El gobierno mexicano tiene claro que en estos momentos no le conviene confrontarse con el presidente de Estados Unidos, Donald Trump; por ello el presidente Andrés Manuel López Obrador ha asumido una actitud cautelosa, aseveró el investigador de El Colegio de la Frontera Norte (Colef), Félix Acosta Díaz.

En entrevista el profesor del Departamento de Estudio de Población de esa institución explicó que es sencillo entender la razón del discurso antimexicano del presidente Donald Trump: el mandatario estadounidense está y ha estado todo el tiempo en campaña electoral.

“Al mismo tiempo que ha estado gobernando, ha estado pensando en la reelección, por lo que este año y el que viene van a ser muy complicados para México; el discurso antiinmigrante le dio votos en la comunidad blanca de estados Unidos”, refirió.

Dijo que Donald Trump “tiene una actitud que es irresponsable, que es muy de campaña política; no es una actitud de un presidente, es la actitud de un candidato”.

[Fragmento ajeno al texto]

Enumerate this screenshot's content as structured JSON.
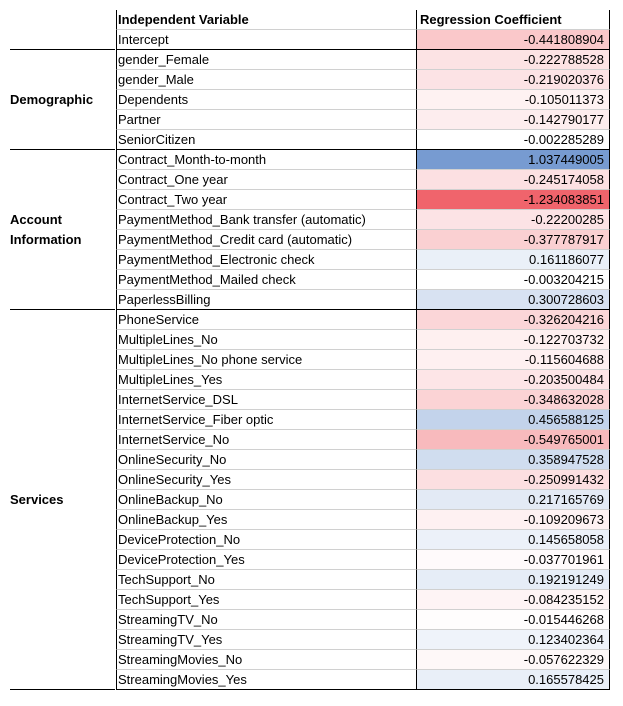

Comentó que con seguridad esa narrativa continuará durante meses, pero subrayó que se trata de un discurso que ha encontrado ya resistencias desde el propio interior de Estados Unidos.

“Él ha enfrentado mucha resistencia por parte de los Demócratas que ya declararon inválida su declaratoria de emergencia”.  También dijo que ha encontrado contrapeso en el Poder Judicial.

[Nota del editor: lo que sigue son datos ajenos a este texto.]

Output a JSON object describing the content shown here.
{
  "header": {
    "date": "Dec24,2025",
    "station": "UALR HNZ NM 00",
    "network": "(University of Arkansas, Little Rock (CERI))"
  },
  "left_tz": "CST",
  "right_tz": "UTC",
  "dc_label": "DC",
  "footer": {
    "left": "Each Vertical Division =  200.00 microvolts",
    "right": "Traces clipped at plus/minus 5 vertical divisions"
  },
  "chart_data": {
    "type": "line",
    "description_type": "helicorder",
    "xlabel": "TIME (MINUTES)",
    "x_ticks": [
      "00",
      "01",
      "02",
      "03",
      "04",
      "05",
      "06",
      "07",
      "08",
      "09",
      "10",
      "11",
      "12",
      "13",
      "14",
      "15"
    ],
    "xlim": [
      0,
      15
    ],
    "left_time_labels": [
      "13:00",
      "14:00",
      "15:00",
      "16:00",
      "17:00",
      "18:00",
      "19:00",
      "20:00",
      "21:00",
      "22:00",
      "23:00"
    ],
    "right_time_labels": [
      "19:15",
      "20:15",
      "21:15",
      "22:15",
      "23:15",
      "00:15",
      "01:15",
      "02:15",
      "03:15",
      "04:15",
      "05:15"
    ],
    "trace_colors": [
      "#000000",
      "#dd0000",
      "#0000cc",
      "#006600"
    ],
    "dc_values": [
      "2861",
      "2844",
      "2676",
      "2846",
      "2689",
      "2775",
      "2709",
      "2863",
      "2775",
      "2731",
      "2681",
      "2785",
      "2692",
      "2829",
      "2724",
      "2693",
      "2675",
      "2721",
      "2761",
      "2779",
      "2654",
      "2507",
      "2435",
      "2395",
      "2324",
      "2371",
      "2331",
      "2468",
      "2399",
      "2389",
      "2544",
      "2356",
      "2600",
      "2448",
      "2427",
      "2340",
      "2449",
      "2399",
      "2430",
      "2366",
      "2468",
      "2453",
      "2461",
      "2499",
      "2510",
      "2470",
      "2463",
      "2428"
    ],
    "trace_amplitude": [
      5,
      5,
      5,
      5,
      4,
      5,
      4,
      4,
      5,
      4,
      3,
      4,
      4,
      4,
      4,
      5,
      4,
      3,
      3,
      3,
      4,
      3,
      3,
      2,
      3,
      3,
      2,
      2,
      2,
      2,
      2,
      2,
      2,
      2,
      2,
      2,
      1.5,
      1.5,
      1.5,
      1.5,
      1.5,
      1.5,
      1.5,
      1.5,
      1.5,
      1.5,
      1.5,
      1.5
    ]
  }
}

“Yo creo que hay que tomar esas actitudes de Trump como las de un tipo que está en campaña y que va a durar en campaña de aquí al año que viene”.

El académico de El Colef destacó que ante esa postura, el gobierno del presidente Andrés Manuel López Obrador ha optado por una actitud cuidadosa, incluso con una política responsable en materia migratoria.

Para el investigador, el mandatario mexicano ha abierto un impasse, mientras negocia con el país vecino del norte para que aporte recursos para implementar programas que propicien el desarrollo económico en los países del llamado triángulo del norte de Centroamérica, de donde salen a la frontera contingentes que llegan hasta la frontera de México con Estados Unidos con la intención de cruzar hacia el norte.

A diferencia del gobierno del presidente Enrique Peña Nieto, quien sí tuvo una actitud  muy entreguista hacia Estados Unidos, pues se dedicó a contener la migración centroamericana con rumbo a territorio estadounidense, la administración del presidente Andrés Manuel López Obrador dio un giro en la política migratoria haciendo énfasis en el respeto a los derechos humanos.

“Yo creo que el gobierno mexicano tiene claro ahorita que no le conviene confrontarse con el presidente de Estados Unidos por el tema de la migración centroamericana. Lo que tiene López Obrador es una actitud cautelosa”.

Mencionó que México se dio cuenta de que no puede atender la migración en grandes caravanas y aunque no puede cerrar su frontera sur, anunció que ya no expedirá visas humanitarias, salvo las que se soliciten en las embajadas mexicanas en los países de origen de los migrantes.

Consideró que el gobierno mexicano sí tiene un plan para el mediano plazo para atender la migración, y uno de sus componentes es ofrecerles trabajo en la construcción del Tren Maya.

“Esto es lo que está pasando: que el gobierno de López Obrador está tratando de manera muy cuidadosa el tema de la relación con Estados Unidos, que va más allá de la migración centroamericana.

Por otra parte, el académico comentó que una de las lecciones que han dejado las caravanas de migrantes que han llegado hasta la ciudad de Tijuana es que hay muy poca coordinación entre los tres niveles de gobierno.